Despite this, our government tolerates, sometimes even promotes, wetlands destruction in the name of “economic development,” indifferent to the long-term economic damage. As a result, the 13 percent of land area has declined to 11 percent, by a recent estimate. NAPE has an action agenda to protect and revitalize our wetlands.
For centuries the people of Uganda used our wetlands in sustainable ways adapted to the ebb and flow of climatic cycles, allowing their regeneration and availability for future generations. Because of ample rains and undisturbed water bodies and moderate climate, Uganda’s wetlands sustained a rich biodiversity to sustain human life.
But today our wetlands are under intense stresses that impair nature’s ability to filter out pollution, protect flourishing ecosystems, and provide clean water for our growing population. Poisonous algae blooms, turbidity, and dangerous chemicals now enter once-pristine waters – especially Lake Victoria – and damage their ability to sustain nearby communities.
Healthy Wetlands are Critical
If forests can be called the lungs of an ecosystem, wetlands are the kidneys – filtering and capturing pollutants – as well as regulating downstream flooding and replenishing aquifers. They are among our most valuable natural and economic resource.
They help moderate the climate, ensure adequate rainfall, remove wastes and purify water supplies, maintain reliable sources of water by replenishing aquifers, and support abundant fish, wildlife and farm animals. For example, as sources of papyrus, they provide livelihoods to thousands of families who harvest and create useful products from these water-dependent plants.
Rapid Loss of Wetlands
Ironically, in the colonial period before Uganda won its independence in 1962, wetlands were designated reserves to be protected by traditional institutions. After independence and self-rule, our government encouraged draining wetlands for large-scale farming and urban development – successfully destroying much of this centuries-old patrimony. Draining wetlands also became a priority in malaria-eradication campaigns a half-century ago. Our wetlands were gradually becoming degraded wastelands.
One of the starkest examples of destroying a wetland’s effectiveness has been in Kampala’s Nakivubo wetland, which drains runoff from much of the city’s downtown and industrial areas into Murchison Bay of Lake Victoria. Years of encroachment – much of it illegal – then construction of a channel though the wetland now release huge volumes of untreated sewage and industrial wastes into the lake, with no flood control benefit.
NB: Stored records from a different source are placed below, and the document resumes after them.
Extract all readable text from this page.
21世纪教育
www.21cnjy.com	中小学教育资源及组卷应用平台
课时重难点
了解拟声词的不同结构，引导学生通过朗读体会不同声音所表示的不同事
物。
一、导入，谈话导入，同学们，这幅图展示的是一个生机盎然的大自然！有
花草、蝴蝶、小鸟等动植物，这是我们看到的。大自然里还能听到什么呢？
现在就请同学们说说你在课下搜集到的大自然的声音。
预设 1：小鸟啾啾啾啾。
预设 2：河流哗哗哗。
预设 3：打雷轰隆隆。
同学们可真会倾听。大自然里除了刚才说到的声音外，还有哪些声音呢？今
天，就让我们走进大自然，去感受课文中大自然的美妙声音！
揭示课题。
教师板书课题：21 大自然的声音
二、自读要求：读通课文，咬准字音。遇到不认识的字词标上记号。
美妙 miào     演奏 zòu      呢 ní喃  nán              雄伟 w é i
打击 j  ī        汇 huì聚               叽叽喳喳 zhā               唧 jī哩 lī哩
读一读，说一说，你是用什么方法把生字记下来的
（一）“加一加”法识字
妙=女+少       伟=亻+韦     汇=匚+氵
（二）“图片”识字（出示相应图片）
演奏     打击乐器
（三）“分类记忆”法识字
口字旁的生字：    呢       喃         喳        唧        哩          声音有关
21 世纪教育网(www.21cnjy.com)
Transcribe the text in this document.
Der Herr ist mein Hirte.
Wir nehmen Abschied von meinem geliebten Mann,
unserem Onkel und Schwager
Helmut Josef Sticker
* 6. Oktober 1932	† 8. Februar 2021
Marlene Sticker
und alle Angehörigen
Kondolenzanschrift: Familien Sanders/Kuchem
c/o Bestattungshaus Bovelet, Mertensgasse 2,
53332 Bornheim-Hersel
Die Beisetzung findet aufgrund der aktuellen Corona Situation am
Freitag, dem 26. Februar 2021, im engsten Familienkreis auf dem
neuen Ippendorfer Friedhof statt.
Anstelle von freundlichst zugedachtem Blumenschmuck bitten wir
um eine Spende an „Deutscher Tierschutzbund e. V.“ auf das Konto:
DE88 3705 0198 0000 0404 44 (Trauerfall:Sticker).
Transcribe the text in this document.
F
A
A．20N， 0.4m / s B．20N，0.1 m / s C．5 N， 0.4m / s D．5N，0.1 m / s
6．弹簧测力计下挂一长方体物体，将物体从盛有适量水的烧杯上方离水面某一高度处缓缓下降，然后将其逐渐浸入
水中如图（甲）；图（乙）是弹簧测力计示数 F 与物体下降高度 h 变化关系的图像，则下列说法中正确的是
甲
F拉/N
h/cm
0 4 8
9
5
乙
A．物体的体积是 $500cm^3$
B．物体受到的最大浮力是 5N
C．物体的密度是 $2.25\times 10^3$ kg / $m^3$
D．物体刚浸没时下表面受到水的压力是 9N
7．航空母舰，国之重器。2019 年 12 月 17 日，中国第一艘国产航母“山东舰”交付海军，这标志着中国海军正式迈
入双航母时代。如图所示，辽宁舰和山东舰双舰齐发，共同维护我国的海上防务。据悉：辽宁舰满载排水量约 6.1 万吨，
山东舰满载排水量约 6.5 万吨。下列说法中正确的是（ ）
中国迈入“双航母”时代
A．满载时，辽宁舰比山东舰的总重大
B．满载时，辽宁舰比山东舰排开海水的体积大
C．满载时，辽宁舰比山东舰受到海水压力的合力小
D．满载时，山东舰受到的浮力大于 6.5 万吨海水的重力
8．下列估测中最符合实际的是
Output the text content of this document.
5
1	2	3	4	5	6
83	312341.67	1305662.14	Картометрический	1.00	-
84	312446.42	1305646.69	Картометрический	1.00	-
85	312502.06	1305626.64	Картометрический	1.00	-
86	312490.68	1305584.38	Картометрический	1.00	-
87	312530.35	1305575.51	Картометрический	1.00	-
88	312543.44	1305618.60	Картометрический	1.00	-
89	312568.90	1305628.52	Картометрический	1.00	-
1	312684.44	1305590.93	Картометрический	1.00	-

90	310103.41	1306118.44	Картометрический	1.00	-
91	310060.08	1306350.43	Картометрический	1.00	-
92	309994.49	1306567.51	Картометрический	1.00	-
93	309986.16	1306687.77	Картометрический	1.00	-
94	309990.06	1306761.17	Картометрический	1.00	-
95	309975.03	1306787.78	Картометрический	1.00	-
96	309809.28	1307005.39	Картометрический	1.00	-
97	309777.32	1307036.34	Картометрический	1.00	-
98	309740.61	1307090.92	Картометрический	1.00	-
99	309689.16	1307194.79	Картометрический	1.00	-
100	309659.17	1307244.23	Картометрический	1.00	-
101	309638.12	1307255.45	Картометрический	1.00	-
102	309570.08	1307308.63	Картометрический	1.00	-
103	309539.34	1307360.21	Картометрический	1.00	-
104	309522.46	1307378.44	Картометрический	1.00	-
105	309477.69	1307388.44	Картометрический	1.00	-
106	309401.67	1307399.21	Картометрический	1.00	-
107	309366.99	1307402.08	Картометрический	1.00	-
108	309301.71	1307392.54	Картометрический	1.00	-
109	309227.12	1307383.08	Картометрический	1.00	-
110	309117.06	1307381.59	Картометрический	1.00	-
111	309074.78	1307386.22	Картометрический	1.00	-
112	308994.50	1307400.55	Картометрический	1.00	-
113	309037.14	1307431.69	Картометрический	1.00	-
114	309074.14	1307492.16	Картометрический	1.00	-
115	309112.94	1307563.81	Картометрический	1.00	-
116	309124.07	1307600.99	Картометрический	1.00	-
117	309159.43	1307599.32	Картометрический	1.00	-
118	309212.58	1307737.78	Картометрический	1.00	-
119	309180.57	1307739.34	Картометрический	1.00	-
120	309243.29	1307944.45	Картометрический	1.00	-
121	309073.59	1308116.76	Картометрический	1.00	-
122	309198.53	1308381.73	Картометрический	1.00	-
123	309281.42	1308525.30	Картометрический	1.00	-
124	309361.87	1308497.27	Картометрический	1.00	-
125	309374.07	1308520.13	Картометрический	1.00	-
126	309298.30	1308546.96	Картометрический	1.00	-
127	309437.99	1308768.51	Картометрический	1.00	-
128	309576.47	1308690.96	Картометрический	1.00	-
Ironically, the government has embraced the Ramsar Convention on wetlands, designating 11 sites for such protection, and enacted fairly comprehensive wetland protections, but such protections have failed because of inadequate funding, political interference and lack of public awareness. Even when designated as a Ramsar site by the National Environmental Management Authority (NEMA), the Lutembe Bay wetland at Lake Victoria near Entebbe is being swallowed up by new real estate developments and flower farms – with approvals by NEMA.
NAPE Actions
Protecting Uganda’s wetlands from further degradation – and revitalizing abused wetlands – are major NAPE priorities. For example:
Unfortunately, NAPE has had to expend great efforts to stop or improve government initiatives that encroach further into wetlands – and to oppose private projects to fill wetlands for agricultural or urban uses. The government should take the lead to protect wetlands – and has numerous policies in place – but has shown little backbone in implementing them when powerful financial interests are involved.
NAPE has also been pursuing wetlands protection and restoration in the broader context of water users multi-stakeholders dialogs centering first on other civil society organizations and government ministries. Central to this effort is our advocacy for increasing the share of the national budget for water programs in line with Ramsar Convention guidelines.
Having signed the Ramsar Convention in 1988, Uganda is obligated to implement its provision, especially the sustainable use concept and reconciling its laws with those provisions – an incomplete process which NAPE is pressing government to accomplish. Even though the government by 2006 designated 11 Ramsar “Wetlands of International Importance” sites totaling about one million acres, NEMA’s failure to protect these wetlands has prompted demands by NAPE for strict enforcement of protections.
We believe that informing and mobilizing affected communities are the best way to preserve wetlands and so have carried out workshops, research, advocacy communications, and community organizing in a bottom-up approach to build a collective voice that government will listen to. This is not without challenges, but has achieved some successes.